Bank Dunia juga menyatakan bahwa kendala yang paling mengikat untuk investasi dan pertumbuhan di Acheh adalah pemerasan ilegal dan masalah keamanan  para investor yang potensial. Meskipun lebih mudah untuk menyalahkan orang Aceh dan/atau mantan kombatan sebagai penyebab dari masalah ini, kita benar-benar perlu untuk mengungkap kebenaran bahwa sistem peradilan Indonesia yang rusak memang tidak mampu untuk melaksanakan tugasnya dalam memberikan keadilan bagi rakyatnya sendiri, apalagi bagi rakyat Aceh.

Jelaslah bahwa perjanjian damai Helsinki telah gagal dalam melakukan rekonsiliasi yang bermartabat bagi konflik Aceh. Ianya hanya mampu mengamankan perdamaian Aceh ke dalam telapak tangan pemimpin lokal baru di bawah kuasa Indonesia. Ini tentunya bukan taktik yang asing untuk mengendalikan Aceh dalam penindasan secara terus menerus, tapi sebenarnya justru cara yang sama persis dengan "...mengadopsi strategi budidaya elit bangsawan lokal atau Ulee Balang sebagai cara terbaik untuk membawa Aceh di bawah kendali" seperti yang dijelaskan oleh Rodd McGibbon dalam makalah berbahasa Inggrisnya dengan judul yang bermakna "Kepemimpinan Lokal dan Konflik Aceh"; sebagai strategi yang diusulkan oleh Snouck Hurgronje untuk pemerintah Belanda untuk menguasai Kesultanan Acheh.
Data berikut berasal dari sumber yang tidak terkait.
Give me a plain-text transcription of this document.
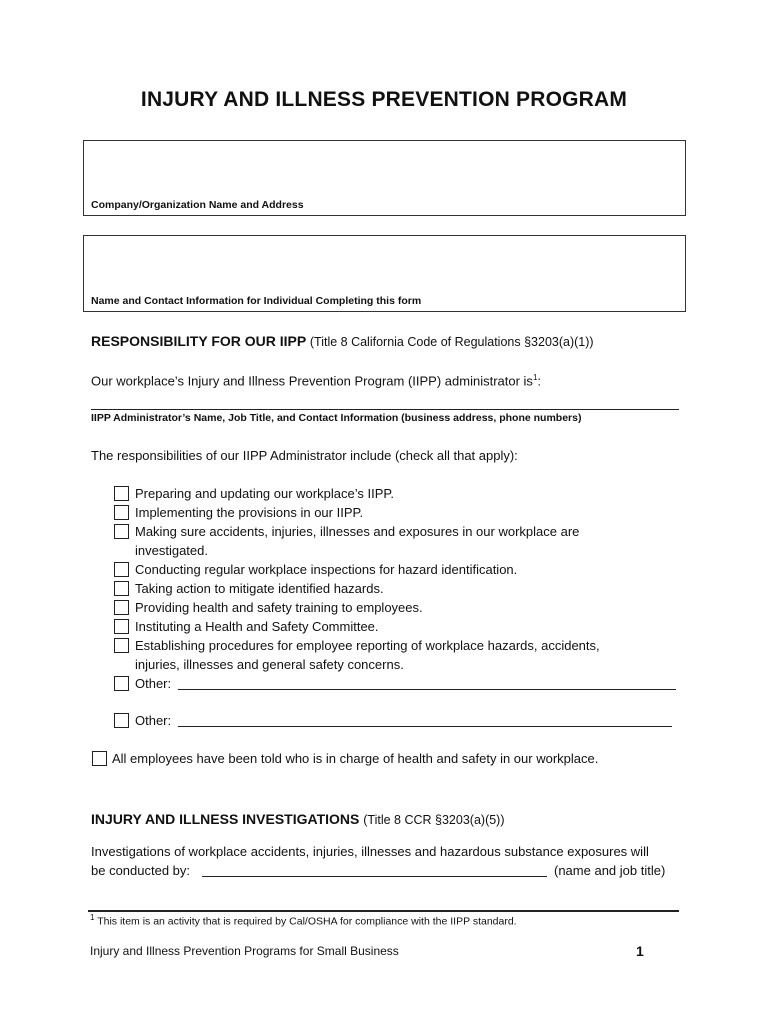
INJURY AND ILLNESS PREVENTION PROGRAM
Company/Organization Name and Address
Name and Contact Information for Individual Completing this form
RESPONSIBILITY FOR OUR IIPP (Title 8 California Code of Regulations §3203(a)(1))
Our workplace’s Injury and Illness Prevention Program (IIPP) administrator $is^1$:
IIPP Administrator’s Name, Job Title, and Contact Information (business address, phone numbers)
The responsibilities of our IIPP Administrator include (check all that apply):
Preparing and updating our workplace’s IIPP.
Implementing the provisions in our IIPP.
Making sure accidents, injuries, illnesses and exposures in our workplace are
investigated.
Conducting regular workplace inspections for hazard identification.
Taking action to mitigate identified hazards.
Providing health and safety training to employees.
Instituting a Health and Safety Committee.
Establishing procedures for employee reporting of workplace hazards, accidents,
injuries, illnesses and general safety concerns.
Other:
Other:
All employees have been told who is in charge of health and safety in our workplace.
INJURY AND ILLNESS INVESTIGATIONS (Title 8 CCR §3203(a)(5))
Investigations of workplace accidents, injuries, illnesses and hazardous substance exposures will
be conducted by:	(name and job title)
$^1$ This item is an activity that is required by Cal/OSHA for compliance with the IIPP standard.
Injury and Illness Prevention Programs for Small Business	1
Pemerintah daerah Acheh,  terlepas dari proses pemilihannya yang independen ataupun melalui ancaman dan intimidasi, hanyalah bentuk lain dari penindasan secara tidak langsung yang dilakukan oleh Indonesia atas Acheh. Seiring dengan keterikatannya kepada birokrasi Indonesia yang korup, pemerintah daerah tidak memiliki kemampuan dalam menegakkan manajemen yang kredibel dan kepemimpinan yang dapat dipercaya. Alih-alih memfasilitasi Aceh menuju pemerintahan sendiri, pemerintah daerah yang baru hanya bisa menjerumuskan diri lebih dalam ke dalam sistem ketidakadilan Indonesia dan justru terlibat dalam administrasi yang korup.
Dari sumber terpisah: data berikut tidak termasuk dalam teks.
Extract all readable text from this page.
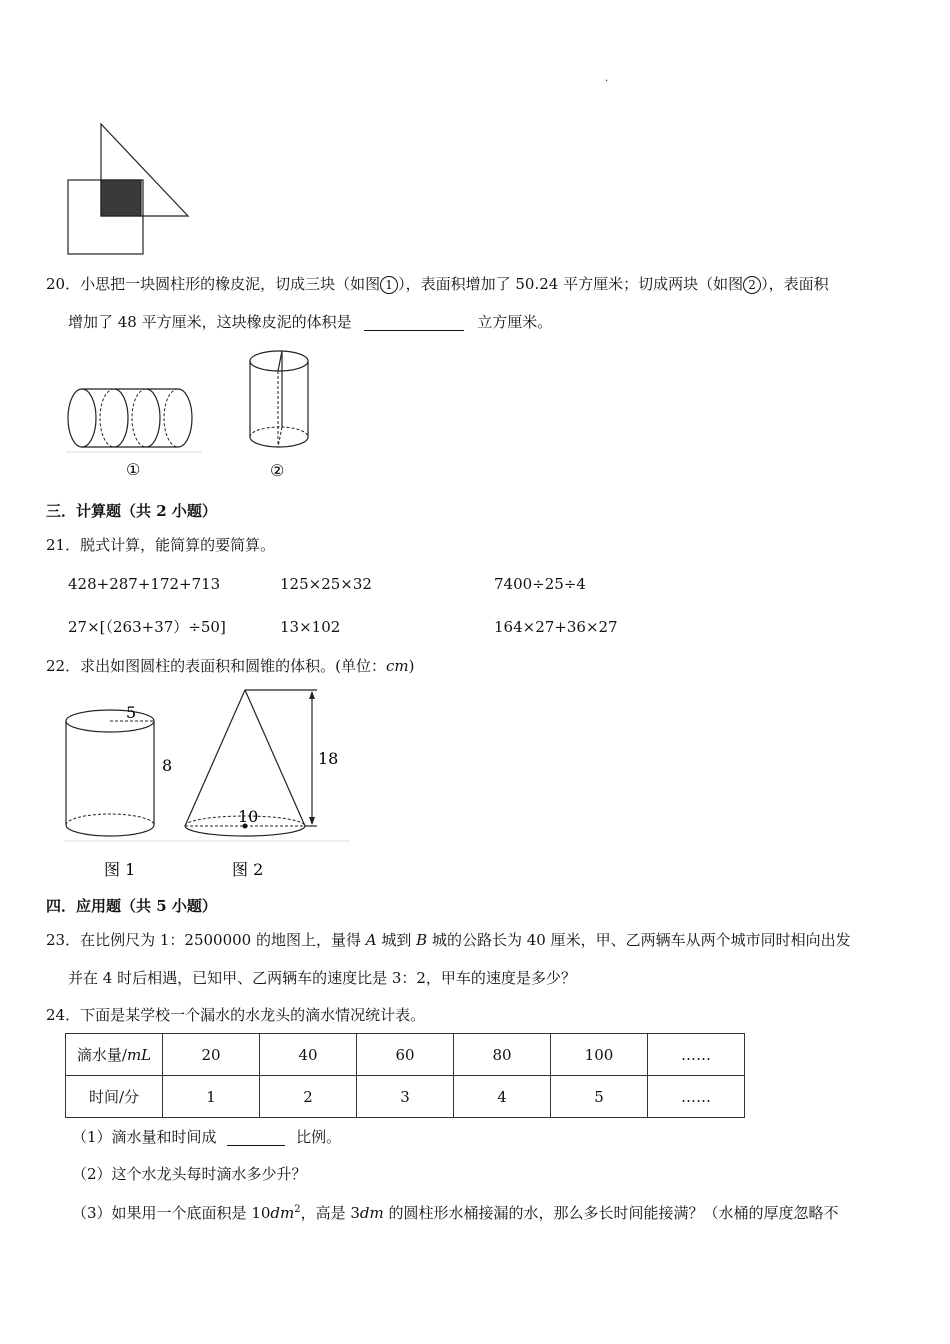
.
20．小思把一块圆柱形的橡皮泥，切成三块（如图 1 ），表面积增加了 50.24 平方厘米；切成两块（如图 2 ），表面积
增加了 48 平方厘米，这块橡皮泥的体积是	立方厘米。
①	②
三．计算题（共 2 小题）
21．脱式计算，能简算的要简算。
428+287+172+713	125×25×32	7400÷25÷4
27×[（263+37）÷50]	13×102	164×27+36×27
22．求出如图圆柱的表面积和圆锥的体积。(单位：cm)
5
8	18
10
图 1	图 2
四．应用题（共 5 小题）
23．在比例尺为 1：2500000 的地图上，量得 A 城到 B 城的公路长为 40 厘米，甲、乙两辆车从两个城市同时相向出发
并在 4 时后相遇，已知甲、乙两辆车的速度比是 3：2，甲车的速度是多少？
24．下面是某学校一个漏水的水龙头的滴水情况统计表。
滴水量/mL	20	40	60	80	100	……
时间/分	1	2	3	4	5	……
（1）滴水量和时间成	比例。
（2）这个水龙头每时滴水多少升？
（3）如果用一个底面积是 $10dm^2$，高是 3dm 的圆柱形水桶接漏的水，那么多长时间能接满？（水桶的厚度忽略不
Selain itu, praktek impunitas terhadap pelanggaran HAM di Acheh di masa lalu yang dilakukan  oleh aparat keamanan secara terus-menerus telah menghambat penerapan keadilan yang merupakan persyaratan mendasar dalam menciptakan keamanan dan stabilitas menuju perdamaian abadi bagi Acheh. Sayangnya, praktek tersebut bersama dengan sistem peradilan yang korup telah berakar dalam sistem Indonesia, sehingga tidak ada jalan keluar lain kecuali melalui proses penentuan nasib sendiri bagi rakyat Aceh, yang berarti menolak setiap kepatuhan terhadap sistem Indonesia secara menyeluruh.